Par courriers du 07 mars 2019, la SARL [9] a contesté devant la commission de recours amiable de l’URSSAF chacune des deux mises en demeure.
Par décisions du 29 mai 2019 notifiées le 08 octobre 2019, la commission de recours amiable a explicitement rejeté les deux recours introduits devant elle par la société [9].
Le 24 février 2020, le directeur de l'URSSAF a décerné à l'encontre de la SARL [9] une contrainte n° 0064511516 d'un montant total de 113 814 € en ce compris 9 952 € de majorations de retard.
Par courrier recommandé avec demande d'avis de réception expédié le 11 mars 2020, la société [9] a - par l'intermédiaire de son avocat - saisi le pôle social du tribunal judiciaire de Marseille afin de former opposition à cette contrainte signifiée par acte de commissaire de justice le 26 février 2020.
La SARL [9] a été placée en liquidation judiciaire par jugement rendu le 19 octobre 2023.
L’affaire a été appelée à l’audience du 05 décembre 2024.
Aux termes de ses conclusions déposées par une inspectrice juridique, l’URSSAF [13] demande au tribunal de :
- constater le désistement d’instance et d’action de la SARL [9] ; - valider la contrainte du 24 février 2020 signifiée le 26 février 2020 d’un montant de 113 814 € dont 9 952 € de majorations de retard ; - dire et juger que les frais de signification de la contrainte d’un montant de 72,68 € sont à la charge de la SARL [9] en application des dispositions de l’article R 133-6 du code de la sécurité sociale ; - dire et juger bien-fondée la demande d’admission au passif de la SARL [9] de la somme de 113 814 € au titre du rappel de cotisations et contributions sociales des années 2015, 2016 et 2017.
Dispensée de comparaître, la SARL [9] - représentée par son mandataire liquidateur - a indiqué, par courrier daté du 02 décembre 2024, qu’elle entendait se désister de son opposition à contrainte.
Conformément aux dispositions de l’article 455 du code de procédure civile, il est renvoyé aux conclusions des parties pour un exposé plus ample de leurs prétentions et leurs moyens
La présente affaire a été mise en délibéré au 13 février 2025.
MOTIFS DE LA DECISION
Vu la règle d'ordre public posée par l'article 14 du code de procédure civile aux termes duquel nulle partie ne peut être jugée sans avoir été entendue ou appelée ; Vu l’article 444 alinéa 1 du code de procédure civile aux termes duquel : “Le président peut ordonner la réouverture des débats. Il doit le faire chaque fois que les parties n'ont pas été à même de s'expliquer contradictoirement sur les éclaircissements de droit ou de fait qui leur avaient été demandés”.

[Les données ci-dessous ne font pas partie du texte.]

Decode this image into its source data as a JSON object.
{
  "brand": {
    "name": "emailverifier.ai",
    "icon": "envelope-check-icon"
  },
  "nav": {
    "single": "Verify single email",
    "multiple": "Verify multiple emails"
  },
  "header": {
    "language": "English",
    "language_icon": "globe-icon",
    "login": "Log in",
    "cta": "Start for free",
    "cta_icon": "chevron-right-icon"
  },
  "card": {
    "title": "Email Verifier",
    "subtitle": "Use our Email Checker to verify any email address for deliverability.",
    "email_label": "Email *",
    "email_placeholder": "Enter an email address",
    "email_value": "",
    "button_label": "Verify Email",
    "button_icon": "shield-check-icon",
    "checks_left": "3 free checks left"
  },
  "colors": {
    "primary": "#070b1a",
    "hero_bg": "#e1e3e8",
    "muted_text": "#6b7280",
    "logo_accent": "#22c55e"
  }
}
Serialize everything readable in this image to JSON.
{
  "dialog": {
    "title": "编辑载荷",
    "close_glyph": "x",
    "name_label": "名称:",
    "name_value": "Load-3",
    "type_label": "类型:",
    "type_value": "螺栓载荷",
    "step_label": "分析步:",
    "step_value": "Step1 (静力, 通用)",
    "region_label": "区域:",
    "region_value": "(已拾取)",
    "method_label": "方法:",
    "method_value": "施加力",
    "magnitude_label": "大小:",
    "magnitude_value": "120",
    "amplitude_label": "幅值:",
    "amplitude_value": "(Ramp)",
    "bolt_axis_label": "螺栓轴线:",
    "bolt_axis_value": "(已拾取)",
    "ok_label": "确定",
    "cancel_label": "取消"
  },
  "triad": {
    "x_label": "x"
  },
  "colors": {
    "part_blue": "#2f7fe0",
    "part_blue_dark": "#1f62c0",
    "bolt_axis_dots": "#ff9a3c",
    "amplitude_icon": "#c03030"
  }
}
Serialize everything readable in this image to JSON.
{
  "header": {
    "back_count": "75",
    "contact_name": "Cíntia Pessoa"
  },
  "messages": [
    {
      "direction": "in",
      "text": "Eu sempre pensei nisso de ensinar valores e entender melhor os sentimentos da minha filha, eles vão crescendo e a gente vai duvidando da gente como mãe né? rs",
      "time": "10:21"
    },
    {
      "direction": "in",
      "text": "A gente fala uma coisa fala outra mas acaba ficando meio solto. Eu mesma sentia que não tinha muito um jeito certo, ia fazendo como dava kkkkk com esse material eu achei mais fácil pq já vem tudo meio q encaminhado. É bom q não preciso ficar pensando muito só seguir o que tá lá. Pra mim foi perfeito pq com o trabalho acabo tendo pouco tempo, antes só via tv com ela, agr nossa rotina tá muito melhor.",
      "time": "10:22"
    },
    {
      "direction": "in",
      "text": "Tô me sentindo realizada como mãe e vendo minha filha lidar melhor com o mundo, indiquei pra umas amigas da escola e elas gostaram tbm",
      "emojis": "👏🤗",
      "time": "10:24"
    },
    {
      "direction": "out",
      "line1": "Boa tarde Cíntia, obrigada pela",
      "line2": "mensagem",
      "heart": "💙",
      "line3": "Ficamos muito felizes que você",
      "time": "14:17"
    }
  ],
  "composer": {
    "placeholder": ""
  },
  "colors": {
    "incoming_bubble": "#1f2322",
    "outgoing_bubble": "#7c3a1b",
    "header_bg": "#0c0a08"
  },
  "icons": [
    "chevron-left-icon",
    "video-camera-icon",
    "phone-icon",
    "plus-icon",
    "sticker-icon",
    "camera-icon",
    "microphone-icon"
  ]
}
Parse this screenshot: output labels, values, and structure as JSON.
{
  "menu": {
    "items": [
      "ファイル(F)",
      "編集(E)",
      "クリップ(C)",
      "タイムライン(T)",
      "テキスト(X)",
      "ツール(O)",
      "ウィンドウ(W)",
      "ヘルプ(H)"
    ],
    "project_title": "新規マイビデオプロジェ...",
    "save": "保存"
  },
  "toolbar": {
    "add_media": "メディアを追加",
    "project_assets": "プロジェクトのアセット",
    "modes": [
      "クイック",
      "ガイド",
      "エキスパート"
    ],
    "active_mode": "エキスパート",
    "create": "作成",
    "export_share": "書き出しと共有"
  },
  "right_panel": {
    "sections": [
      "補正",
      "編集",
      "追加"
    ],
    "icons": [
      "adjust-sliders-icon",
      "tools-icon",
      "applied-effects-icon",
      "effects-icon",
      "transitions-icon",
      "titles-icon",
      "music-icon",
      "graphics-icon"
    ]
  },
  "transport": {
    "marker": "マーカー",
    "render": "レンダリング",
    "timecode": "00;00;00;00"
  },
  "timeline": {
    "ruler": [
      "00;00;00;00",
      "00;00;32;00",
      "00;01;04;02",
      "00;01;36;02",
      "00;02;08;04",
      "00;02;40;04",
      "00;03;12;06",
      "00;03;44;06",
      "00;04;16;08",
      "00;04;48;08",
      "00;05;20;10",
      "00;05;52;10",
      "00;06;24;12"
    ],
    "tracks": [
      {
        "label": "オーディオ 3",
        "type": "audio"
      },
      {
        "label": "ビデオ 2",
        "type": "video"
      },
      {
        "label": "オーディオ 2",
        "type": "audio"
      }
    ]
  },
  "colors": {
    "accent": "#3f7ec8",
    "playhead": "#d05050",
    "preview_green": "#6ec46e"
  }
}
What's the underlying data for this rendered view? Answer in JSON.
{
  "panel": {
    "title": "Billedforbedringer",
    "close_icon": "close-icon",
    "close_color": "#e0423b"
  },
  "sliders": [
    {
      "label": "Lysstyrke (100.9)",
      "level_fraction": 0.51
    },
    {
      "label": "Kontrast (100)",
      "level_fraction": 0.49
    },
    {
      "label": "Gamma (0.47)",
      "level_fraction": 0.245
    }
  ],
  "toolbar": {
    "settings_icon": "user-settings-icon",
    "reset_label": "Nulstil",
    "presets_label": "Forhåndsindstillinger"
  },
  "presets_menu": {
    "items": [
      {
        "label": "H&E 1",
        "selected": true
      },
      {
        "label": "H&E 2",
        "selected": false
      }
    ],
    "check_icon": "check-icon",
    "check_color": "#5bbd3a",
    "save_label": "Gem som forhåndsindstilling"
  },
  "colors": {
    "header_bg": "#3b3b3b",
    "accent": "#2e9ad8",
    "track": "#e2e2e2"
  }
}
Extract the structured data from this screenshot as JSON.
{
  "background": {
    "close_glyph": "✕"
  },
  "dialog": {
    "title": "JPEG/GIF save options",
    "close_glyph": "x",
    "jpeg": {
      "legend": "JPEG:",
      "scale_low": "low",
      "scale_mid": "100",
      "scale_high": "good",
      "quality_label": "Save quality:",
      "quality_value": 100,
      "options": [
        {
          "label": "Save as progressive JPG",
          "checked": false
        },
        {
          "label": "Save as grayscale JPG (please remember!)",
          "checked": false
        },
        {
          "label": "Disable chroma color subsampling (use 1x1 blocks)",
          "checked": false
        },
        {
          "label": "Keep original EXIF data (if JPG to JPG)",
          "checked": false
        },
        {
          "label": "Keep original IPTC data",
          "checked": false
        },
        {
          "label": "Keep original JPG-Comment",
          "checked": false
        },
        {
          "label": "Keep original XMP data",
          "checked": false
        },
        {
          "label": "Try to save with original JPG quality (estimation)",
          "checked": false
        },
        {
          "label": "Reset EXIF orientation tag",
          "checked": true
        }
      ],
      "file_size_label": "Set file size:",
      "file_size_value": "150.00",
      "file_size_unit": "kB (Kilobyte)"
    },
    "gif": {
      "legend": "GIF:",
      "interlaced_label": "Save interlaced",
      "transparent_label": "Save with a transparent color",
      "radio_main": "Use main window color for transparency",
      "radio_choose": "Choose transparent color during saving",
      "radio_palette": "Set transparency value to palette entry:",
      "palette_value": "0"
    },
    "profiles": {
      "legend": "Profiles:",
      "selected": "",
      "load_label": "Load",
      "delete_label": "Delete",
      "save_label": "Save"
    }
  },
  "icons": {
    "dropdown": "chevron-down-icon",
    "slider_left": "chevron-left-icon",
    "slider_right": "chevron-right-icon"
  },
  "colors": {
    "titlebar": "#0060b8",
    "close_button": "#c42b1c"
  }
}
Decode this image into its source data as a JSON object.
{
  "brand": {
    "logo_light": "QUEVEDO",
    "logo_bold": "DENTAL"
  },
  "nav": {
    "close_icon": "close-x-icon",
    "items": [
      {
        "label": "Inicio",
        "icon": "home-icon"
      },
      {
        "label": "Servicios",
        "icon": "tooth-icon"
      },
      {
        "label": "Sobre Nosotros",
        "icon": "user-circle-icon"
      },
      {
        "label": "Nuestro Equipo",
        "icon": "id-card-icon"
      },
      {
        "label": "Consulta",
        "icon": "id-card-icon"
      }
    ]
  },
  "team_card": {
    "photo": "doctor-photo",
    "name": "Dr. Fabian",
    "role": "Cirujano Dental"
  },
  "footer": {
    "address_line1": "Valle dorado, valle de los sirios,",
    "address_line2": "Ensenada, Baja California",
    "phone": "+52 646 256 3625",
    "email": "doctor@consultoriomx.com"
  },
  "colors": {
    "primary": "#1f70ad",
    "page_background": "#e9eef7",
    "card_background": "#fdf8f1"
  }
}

Au regard de la jurisprudence de la Cour de cassation, en son arrêt de deuxième chambre civile du 9 mars 2017 n°16-11.535 dont il ressort que lorqu’il est saisi d'un litige portant sur la qualification des relations de travail - comme c’est partiellement le cas en l’espèce - le pôle social ne peut rendre sa décision sans que l'ensemble des parties à cette relation de travail ait été appelée en la cause, il y a lieu de réouvrir les débats et de renvoyer l’affaire à l’audience du 19 mai 2025 afin que l'URSSAF appelle en la cause la ou les personne(s) concernée(s) par l'infraction de travail dissimulé.
Les demandes et dépens sont réservés.
PAR CES MOTIFS
Le tribunal statuant par jugement réputé contradictoire et insusceptible de recours,
ORDONNE la réouverture des débats à l'audience du 19 mai 2025 à 09 heures en salle 3 du Pole Social, [Adresse 4], afin que l'URSSAF appelle en la cause la ou les personne(s) concernée(s) par l'infraction de travail dissimulé ;
RESERVE les demandes et les dépens.
DIT que la notification de la présente vaut convocation.
Ainsi jugé et prononcé par mise à disposition au greffe le 13 février 2025.